I've been dating my new girlfriend for almost six weeks now. I met the parents last week. Things went well and I think they like me.

 

I haven't seen my girlfriend since Sunday. I have my daughter over until Thursday. I know that six weeks in is too early to meet my daughter but since my daughter will be spending more time at my house since I'm settled in. It will be inevitable that she'll eventually meet her. She didn't meet my ex until we were together for 6 months. This time around I have my daughter more often.

 

Any advice how to move forwards? My daughter's mother told me to use my discretion.

Posted

I would not introduce your daughter to your new GF yet. I usually wait until about 4-6 months before I do that to make sure I am serious about him, we are exclusive and BF/GF. Dating is one thing, relationships are another. JMO

Posted

I think others had replied to this question.....if you are going to introduce them, do it at a public place not at the home she will be spending her time in. Let your place be a comfortable place for just you and your daughter....you can go love nest somewhere else with your GF.

 

Just remember your daughter and HER needs are above yours.

  • Author
Posted

I've been dating my new girlfriend for almost six weeks now. I met the parents last week. Things went well and I think they like me.

 

I haven't seen my girlfriend since Sunday. I have my daughter over until Thursday. I know that six weeks in is too early to meet my daughter but since my daughter will be spending more time at my house since I'm settled in. It will be inevitable that she'll eventually meet her. She didn't meet my ex until we were together for 6 months. This time around I have my daughter more often.

 

Any advice how to move forwards? My daughter's mother told me to use my discretion.

Posted

How old is your daughter?

 

6 weeks is too soon. Try to wait at 3 month mark. There is a lot of things to learn about someone in 3 months. Maybe things you don't want to deal with.

  • Author
Posted
How old is your daughter?

 

6 weeks is too soon. Try to wait at 3 month mark. There is a lot of things to learn about someone in 3 months. Maybe things you don't want to deal with.

 

My daughter is 7. I didn't mean right now but when would be a good time. I was thinking mid February, around my Grandmothers birthday. I planned on introducing her to my extended family then.

Posted
I know that six weeks in is too early to meet my daughter but since my daughter will be spending more time at my house since I'm settled in.
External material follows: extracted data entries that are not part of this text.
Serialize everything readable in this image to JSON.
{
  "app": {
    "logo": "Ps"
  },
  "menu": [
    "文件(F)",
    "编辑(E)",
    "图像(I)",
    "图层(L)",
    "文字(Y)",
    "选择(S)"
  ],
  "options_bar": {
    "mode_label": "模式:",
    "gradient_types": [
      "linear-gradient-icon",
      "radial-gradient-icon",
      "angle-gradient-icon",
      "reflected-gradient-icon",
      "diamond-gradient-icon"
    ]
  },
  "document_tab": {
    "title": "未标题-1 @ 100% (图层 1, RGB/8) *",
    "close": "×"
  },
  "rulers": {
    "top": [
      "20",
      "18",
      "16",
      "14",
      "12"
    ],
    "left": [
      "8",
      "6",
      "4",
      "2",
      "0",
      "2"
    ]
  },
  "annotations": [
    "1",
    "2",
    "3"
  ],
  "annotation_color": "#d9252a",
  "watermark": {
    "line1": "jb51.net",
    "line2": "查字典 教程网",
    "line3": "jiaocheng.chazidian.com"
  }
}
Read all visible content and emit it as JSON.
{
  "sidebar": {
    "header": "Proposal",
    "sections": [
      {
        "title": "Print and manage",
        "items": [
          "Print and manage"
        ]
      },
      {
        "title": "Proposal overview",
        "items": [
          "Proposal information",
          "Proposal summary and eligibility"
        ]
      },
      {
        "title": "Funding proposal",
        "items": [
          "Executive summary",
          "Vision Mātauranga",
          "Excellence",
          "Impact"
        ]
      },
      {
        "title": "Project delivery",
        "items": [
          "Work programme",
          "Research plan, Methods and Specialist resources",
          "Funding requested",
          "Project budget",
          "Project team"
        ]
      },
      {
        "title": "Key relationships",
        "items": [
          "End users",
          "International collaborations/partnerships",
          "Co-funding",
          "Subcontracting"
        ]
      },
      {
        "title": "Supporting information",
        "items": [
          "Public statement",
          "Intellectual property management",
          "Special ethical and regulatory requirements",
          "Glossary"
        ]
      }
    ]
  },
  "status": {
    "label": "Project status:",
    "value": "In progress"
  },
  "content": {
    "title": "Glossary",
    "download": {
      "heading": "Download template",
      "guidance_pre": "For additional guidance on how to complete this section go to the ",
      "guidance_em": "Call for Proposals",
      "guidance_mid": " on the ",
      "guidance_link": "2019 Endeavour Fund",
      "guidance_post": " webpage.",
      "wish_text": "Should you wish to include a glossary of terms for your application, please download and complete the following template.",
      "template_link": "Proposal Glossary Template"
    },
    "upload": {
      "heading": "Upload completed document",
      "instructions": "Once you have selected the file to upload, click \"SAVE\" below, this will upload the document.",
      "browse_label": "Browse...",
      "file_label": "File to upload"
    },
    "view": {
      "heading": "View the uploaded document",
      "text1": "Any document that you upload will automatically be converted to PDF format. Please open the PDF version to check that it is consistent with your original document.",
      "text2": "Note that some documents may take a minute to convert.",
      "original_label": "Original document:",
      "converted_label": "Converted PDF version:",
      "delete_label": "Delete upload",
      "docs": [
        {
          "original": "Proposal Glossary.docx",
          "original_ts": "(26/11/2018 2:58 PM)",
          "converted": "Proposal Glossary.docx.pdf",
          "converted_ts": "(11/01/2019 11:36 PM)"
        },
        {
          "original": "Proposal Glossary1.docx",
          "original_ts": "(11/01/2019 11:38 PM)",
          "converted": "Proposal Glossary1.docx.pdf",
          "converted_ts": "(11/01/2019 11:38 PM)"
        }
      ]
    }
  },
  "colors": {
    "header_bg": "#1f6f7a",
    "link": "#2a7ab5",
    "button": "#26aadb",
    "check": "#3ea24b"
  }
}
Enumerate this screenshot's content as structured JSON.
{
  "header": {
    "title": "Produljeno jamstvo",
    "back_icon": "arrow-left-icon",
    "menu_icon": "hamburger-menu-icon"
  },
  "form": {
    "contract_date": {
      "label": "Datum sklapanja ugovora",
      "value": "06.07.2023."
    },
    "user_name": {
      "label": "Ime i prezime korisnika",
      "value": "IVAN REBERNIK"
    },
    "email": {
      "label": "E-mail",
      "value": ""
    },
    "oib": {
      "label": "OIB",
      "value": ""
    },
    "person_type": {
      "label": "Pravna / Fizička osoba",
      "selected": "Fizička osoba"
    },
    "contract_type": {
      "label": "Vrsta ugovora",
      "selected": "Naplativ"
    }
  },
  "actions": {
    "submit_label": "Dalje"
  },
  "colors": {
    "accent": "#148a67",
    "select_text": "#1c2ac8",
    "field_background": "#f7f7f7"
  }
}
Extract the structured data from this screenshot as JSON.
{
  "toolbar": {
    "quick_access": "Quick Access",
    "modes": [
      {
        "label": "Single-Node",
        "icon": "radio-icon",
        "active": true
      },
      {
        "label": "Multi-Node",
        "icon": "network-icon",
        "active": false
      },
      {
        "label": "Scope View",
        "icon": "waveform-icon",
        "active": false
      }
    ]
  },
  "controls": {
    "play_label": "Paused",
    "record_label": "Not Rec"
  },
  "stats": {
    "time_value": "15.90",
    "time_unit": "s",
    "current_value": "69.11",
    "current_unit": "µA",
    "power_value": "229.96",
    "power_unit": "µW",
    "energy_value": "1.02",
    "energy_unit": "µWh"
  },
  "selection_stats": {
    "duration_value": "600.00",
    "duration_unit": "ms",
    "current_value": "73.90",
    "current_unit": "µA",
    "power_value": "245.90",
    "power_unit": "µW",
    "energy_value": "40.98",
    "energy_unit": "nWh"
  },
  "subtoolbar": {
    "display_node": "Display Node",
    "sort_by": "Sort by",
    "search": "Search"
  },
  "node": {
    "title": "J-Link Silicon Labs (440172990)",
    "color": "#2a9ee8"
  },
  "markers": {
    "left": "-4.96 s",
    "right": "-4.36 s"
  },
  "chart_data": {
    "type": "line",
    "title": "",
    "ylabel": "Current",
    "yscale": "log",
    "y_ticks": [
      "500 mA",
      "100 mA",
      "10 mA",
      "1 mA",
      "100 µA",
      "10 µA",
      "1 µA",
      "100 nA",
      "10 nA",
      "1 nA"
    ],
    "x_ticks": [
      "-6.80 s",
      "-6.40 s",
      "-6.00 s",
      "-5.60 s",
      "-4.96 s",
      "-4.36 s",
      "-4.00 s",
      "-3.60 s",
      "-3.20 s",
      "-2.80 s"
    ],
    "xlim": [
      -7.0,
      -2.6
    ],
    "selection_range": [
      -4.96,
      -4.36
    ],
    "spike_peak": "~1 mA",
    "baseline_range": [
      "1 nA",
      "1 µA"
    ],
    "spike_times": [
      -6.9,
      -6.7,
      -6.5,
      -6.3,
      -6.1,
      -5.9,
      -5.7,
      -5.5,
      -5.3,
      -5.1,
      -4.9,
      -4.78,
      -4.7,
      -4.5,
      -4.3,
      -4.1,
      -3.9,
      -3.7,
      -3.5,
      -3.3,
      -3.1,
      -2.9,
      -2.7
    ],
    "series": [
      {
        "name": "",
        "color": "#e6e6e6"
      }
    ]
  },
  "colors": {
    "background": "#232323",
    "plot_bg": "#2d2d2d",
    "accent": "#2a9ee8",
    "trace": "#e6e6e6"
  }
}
You KNOW that six weeks is too early so what is the rush?

 

Please, for your daughter's sake and your new relationships' sake, try to wait to the four- or six-month mark...

Posted
I've been dating my new girlfriend for almost six weeks now. I met the parents last week. Things went well and I think they like me.

 

I haven't seen my girlfriend since Sunday. I have my daughter over until Thursday. I know that six weeks in is too early to meet my daughter but since my daughter will be spending more time at my house since I'm settled in. It will be inevitable that she'll eventually meet her. She didn't meet my ex until we were together for 6 months. This time around I have my daughter more often.

 

Any advice how to move forwards? My daughter's mother told me to use my discretion.

 

Depends on your daughter's age, how long ago you broke up with your ex and how long-term you see your current relationship / how many GFs you intend to introduce to her.

  • Like 1
Posted

Six weeks into a relationship is WAY TOO EARLY to introduce children.

 

Try six months - when you know the relationship *may* have staying power.